Brock began his NASA career at the Stennis Space Center in 1989 as a Systems Engineer supporting space shuttle main engine testing.
A native of Tylertown, Mississippi, Brock has received a NASA Silver Snoopy award, a personal honor from astronauts to individuals who have contributed to flight safety and/or mission success. He also has received a Space Flight Awareness award for outstanding contributions in support of human space flight. Both awards are among the highest given to NASA employees.
Keith is a graduate of Mississippi State University in Starkville, MS. He completed the Senior Executive Fellows Program at Harvard University and the Leadership for a Democratic Society Program at The Federal Executive Institute.
He resides in Huntsville, AL, with his wife. They have three children and two grandchildren.
Lionel Joseph Dutreix III
Deputy Chief Operating Officer, NASA Michoud Assembly Facility
Lionel Dutreix is the Deputy Chief Operating Officer of NASA's Michoud Assembly Facility in New Orleans. Named to the position in 2017, he manages the day-to-day operations of NASA's only manufacturing facility. Sitting on 829 acres, Michoud is a multi-tenant manufacturing facility, where development of NASA's Space Launch System (SLS) and Orion spacecraft are underway. SLS, the world’s most powerful rocket will carry astronauts in the Orion crew vehicle, science experiments and cargo on deep-space missions, including journeys to Mars.
Prior to his arrival at Michoud, Dutreix was Assistant Director of Center Operations at Stennis Space Center (SSC). In this role, he provided leadership and oversite for all support services including the Environmental and Industrial Hygiene office, Office of Protective Services, Facility Design and Construction, Facility Operations and Maintenance, Information Technology, and Facility Planning and Utilization services for the entire Center which includes over 40 Government Agencies and Commercial Tenants with a total of 5000 employees.

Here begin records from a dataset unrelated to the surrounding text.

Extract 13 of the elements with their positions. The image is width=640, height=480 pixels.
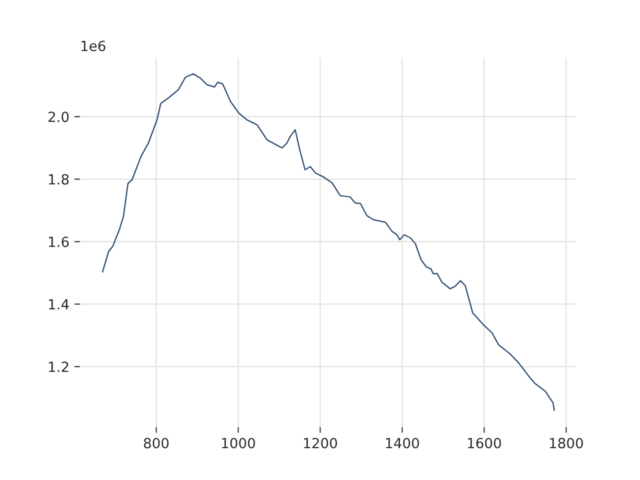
text: 1e6 xyxy=(82,40,106,52)
y-tick-label: 1.2 xyxy=(49,362,68,372)
x-tick-label: 1800 xyxy=(550,438,583,448)
line-series xyxy=(102,73,555,411)
y-tick-label: 1.8 xyxy=(49,174,69,185)
x-tick-label: 1400 xyxy=(386,438,419,448)
y-tick-label: 2.0 xyxy=(48,112,69,122)
y-tick-label: 1.4 xyxy=(49,299,69,310)
x-tick-label: 1200 xyxy=(304,438,337,448)
x-tick-label: 1600 xyxy=(468,438,501,448)
x-tick-label: 1000 xyxy=(222,438,255,448)
y-tick-label: 1.6 xyxy=(49,236,69,248)
x-tick-label: 800 xyxy=(144,438,169,448)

From 2013 to 2016, he was the Contracting Officer's Representative responsible for implementing a newly awarded 10-year $1.2 billion Synergy-Achieving Consolidated Operations and Maintenance (SACOM) contract which jointly supports the Michoud and Stennis Space Center.

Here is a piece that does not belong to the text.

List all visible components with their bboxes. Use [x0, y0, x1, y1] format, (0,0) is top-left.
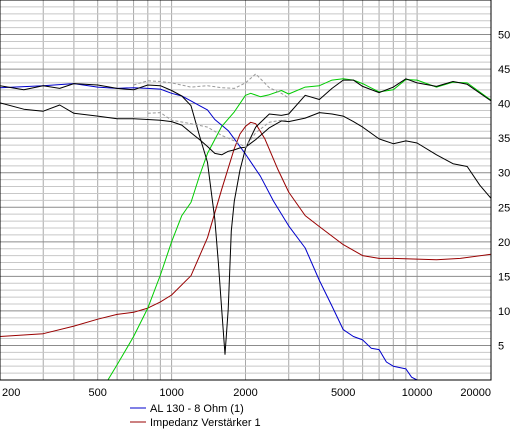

From 2007 to 2013, he was the Project Manager for the design, construction, and activation of a new Altitude Test Facility at Stennis Space center.

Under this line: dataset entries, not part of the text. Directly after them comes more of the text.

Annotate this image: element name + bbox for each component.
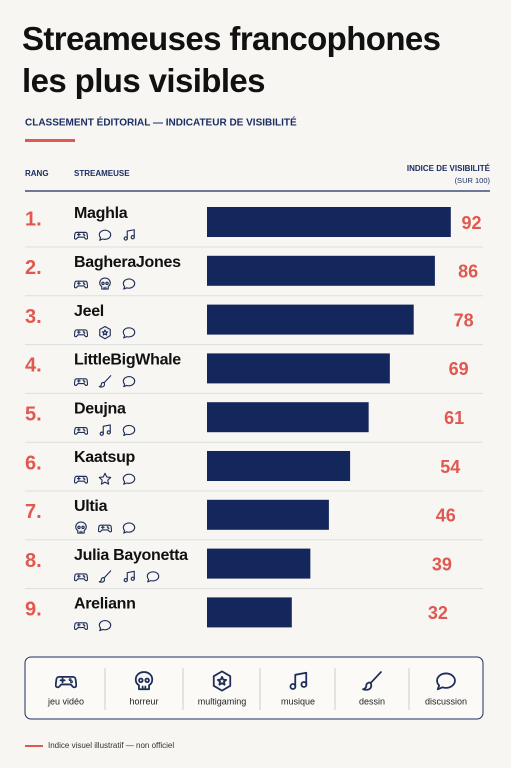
icon bbox=[123, 229, 135, 241]
legend-label: discussion bbox=[425, 696, 467, 706]
icon bbox=[122, 327, 136, 339]
streamer-name: Jeel bbox=[74, 303, 104, 320]
streamer-name: Deujna bbox=[74, 400, 126, 417]
value-label: 46 bbox=[436, 506, 456, 526]
value-subheader: (SUR 100) bbox=[455, 176, 491, 185]
value-label: 69 bbox=[449, 359, 469, 379]
bar bbox=[207, 548, 311, 579]
icon bbox=[99, 424, 111, 436]
bar bbox=[207, 402, 369, 433]
rank: 7. bbox=[25, 501, 42, 523]
rank: 8. bbox=[25, 550, 42, 572]
icon bbox=[122, 376, 136, 388]
icon bbox=[122, 424, 136, 437]
icon bbox=[74, 231, 88, 240]
icon bbox=[74, 573, 88, 582]
rank: 4. bbox=[25, 355, 42, 377]
accent-bar bbox=[25, 139, 75, 142]
value-header: INDICE DE VISIBILITÉ bbox=[407, 164, 491, 173]
icon bbox=[74, 378, 88, 386]
legend-label: jeu vidéo bbox=[47, 696, 84, 706]
streamer-name: LittleBigWhale bbox=[74, 352, 181, 369]
value-label: 86 bbox=[458, 262, 478, 282]
icon bbox=[75, 521, 87, 534]
rank: 2. bbox=[25, 257, 42, 279]
bar bbox=[207, 451, 351, 481]
footnote: Indice visuel illustratif — non officiel bbox=[48, 741, 174, 750]
icon bbox=[123, 570, 135, 583]
rank: 3. bbox=[25, 306, 42, 328]
legend-label: horreur bbox=[129, 696, 158, 706]
rank-header: RANG bbox=[25, 169, 49, 178]
icon bbox=[122, 473, 136, 485]
value-label: 78 bbox=[454, 310, 474, 330]
icon bbox=[99, 325, 111, 340]
chart-title: Streameuses francophones les plus visibl… bbox=[22, 20, 441, 99]
value-label: 32 bbox=[428, 603, 448, 623]
streamer-name: Maghla bbox=[74, 205, 128, 222]
subtitle: CLASSEMENT ÉDITORIAL — INDICATEUR DE VIS… bbox=[25, 116, 297, 129]
icon bbox=[74, 329, 88, 338]
icon bbox=[98, 620, 112, 632]
bar bbox=[207, 499, 329, 530]
legend-box bbox=[24, 656, 484, 720]
streamer-name: Kaatsup bbox=[74, 449, 136, 466]
icon bbox=[98, 570, 112, 583]
bar bbox=[207, 304, 414, 335]
icon bbox=[98, 472, 112, 485]
bar bbox=[207, 207, 451, 237]
value-label: 39 bbox=[432, 554, 452, 574]
icon bbox=[99, 277, 111, 290]
streamer-name: BagheraJones bbox=[74, 254, 181, 271]
rank: 9. bbox=[25, 599, 42, 621]
streamer-name: Areliann bbox=[74, 596, 136, 613]
streamer-name: Ultia bbox=[74, 498, 108, 515]
icon bbox=[98, 375, 112, 388]
icon bbox=[74, 622, 88, 630]
icon bbox=[98, 524, 112, 533]
icon bbox=[122, 522, 136, 534]
icon bbox=[122, 278, 136, 290]
rank: 6. bbox=[25, 452, 42, 474]
bar bbox=[207, 255, 435, 286]
name-header: STREAMEUSE bbox=[74, 169, 130, 178]
bar bbox=[207, 597, 292, 628]
value-label: 54 bbox=[440, 457, 460, 477]
icon bbox=[146, 571, 160, 583]
value-label: 92 bbox=[462, 213, 482, 233]
icon bbox=[74, 475, 88, 484]
legend-label: dessin bbox=[359, 696, 385, 706]
icon bbox=[98, 229, 112, 241]
value-label: 61 bbox=[444, 408, 464, 428]
rank: 1. bbox=[25, 208, 42, 230]
icon bbox=[74, 427, 88, 435]
rank: 5. bbox=[25, 403, 42, 425]
legend-label: multigaming bbox=[198, 696, 247, 706]
icon bbox=[74, 280, 88, 289]
bar bbox=[207, 353, 390, 384]
legend-label: musique bbox=[281, 696, 315, 706]
streamer-name: Julia Bayonetta bbox=[74, 547, 188, 564]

From 2000 to 2007, he was Chief Test Operations and Electrical Branch Chief for the Engineering and test Directorate at Stennis Space Center.
Prior to joining NASA, Dutreix worked for Rockwell International supporting the Space Shuttle Main Engine Test Program at Stennis Space Center as a Data Systems Manager as well as an Instrumentation Lead Engineer.
Dutreix has received numerous awards over his 32-year career supporting Human Space Flight including the NASA Space Flight Awareness Award, NASA Exceptional Achievement Medal, NASA Technical Utilization Award, Rockwell International, Rocketdyne Division, Engineer of the Year for Stennis Space Center, and the University of New Orleans Dean’s Student Organization Council Distinguished Teaching Award as an Adjunct Professor. He was a University of New Orleans, Department of EE Adjunct Professor and a University of New Orleans Engineering Advisory Council Member.Dutreix contributed to multiple publications including the AIAA - Activation of the E1 UHP Propulsion Test Facility at Stennis Space Center, 2001 and NASA Tech Briefs - Generating Multiple Calibrating Voltages Simultaneously, October, 1992.Dutreix received a master’s and bachelor's degree in Electrical Engineering from the University of New Orleans. He also holds several professional certificates including Certified Project Management Professional (PMP) and Professional Engineer (PE). Dutreix lives in Slidell, LA with his wife Sherri and his five children.